Technologue.id, Jakarta – Perusahaan kecerdasan buatan (AI) asal Tiongkok, DeepSeek, dikabarkan tengah mengembangkan chip AI buatannya sendiri sebagai bagian dari strategi memperkuat kemandirian teknologi sekaligus mengurangi ketergantungan pada pemasok semikonduktor pihak ketiga seperti NVIDIA dan Huawei.
Berdasarkan laporan Reuters, DeepSeek saat ini sedang mempersiapkan pengembangan chip khusus untuk inferensi AI, yakni proses menjalankan model AI yang telah selesai dilatih. Chip jenis ini berperan penting dalam mengoperasikan layanan AI secara efisien, terutama ketika model digunakan oleh pengguna dalam skala besar.

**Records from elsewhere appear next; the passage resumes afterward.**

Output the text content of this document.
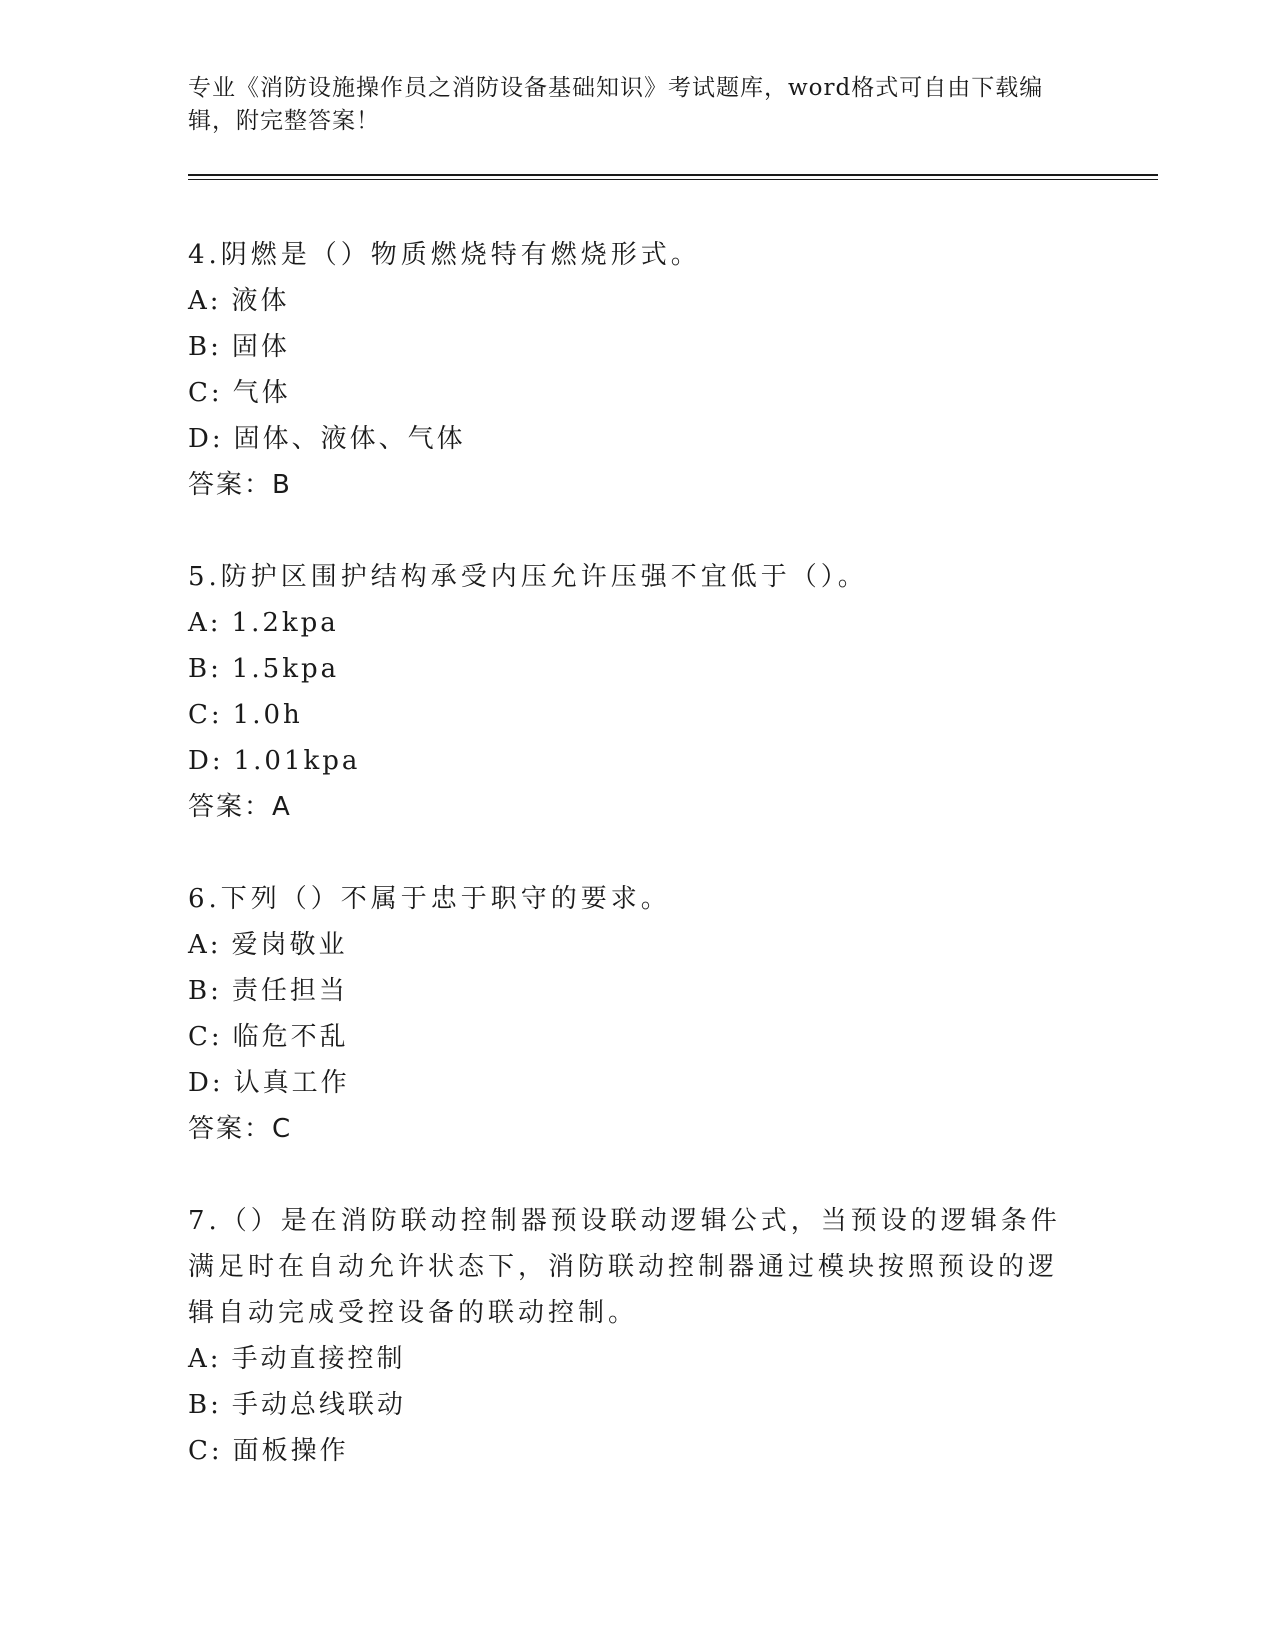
专业《消防设施操作员之消防设备基础知识》考试题库，word格式可自由下载编辑，附完整答案！

4.阴燃是（）物质燃烧特有燃烧形式。

A: 液体

B: 固体

C: 气体

D: 固体、液体、气体

答案：B

5.防护区围护结构承受内压允许压强不宜低于（）。

A: 1.2kpa

B: 1.5kpa

C: 1.0h

D: 1.01kpa

答案：A

6.下列（）不属于忠于职守的要求。

A: 爱岗敬业

B: 责任担当

C: 临危不乱

D: 认真工作

答案：C

7.（）是在消防联动控制器预设联动逻辑公式，当预设的逻辑条件满足时在自动允许状态下，消防联动控制器通过模块按照预设的逻辑自动完成受控设备的联动控制。

A: 手动直接控制

B: 手动总线联动

C: 面板操作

Jika proyek tersebut terealisasi, DeepSeek berpotensi menjadi pemain baru di industri chip AI Tiongkok yang persaingannya semakin ketat, sekaligus memperluas aktivitas perusahaan dari pengembang model AI menjadi produsen perangkat keras pendukung teknologi kecerdasan buatan.
Laporan tersebut menyebut DeepSeek telah menjalin pembicaraan dengan sejumlah mitra manufaktur untuk merealisasikan proyek tersebut. Selain itu, perusahaan juga disebut mulai merekrut insinyur semikonduktor secara diam-diam guna memperkuat tim pengembangan chip.
Hingga saat ini, DeepSeek belum memberikan konfirmasi resmi mengenai kabar tersebut. Namun, langkah tersebut dinilai sejalan dengan ambisi perusahaan untuk membangun ekosistem AI yang lebih mandiri di tengah meningkatnya kebutuhan akan perangkat keras berperforma tinggi.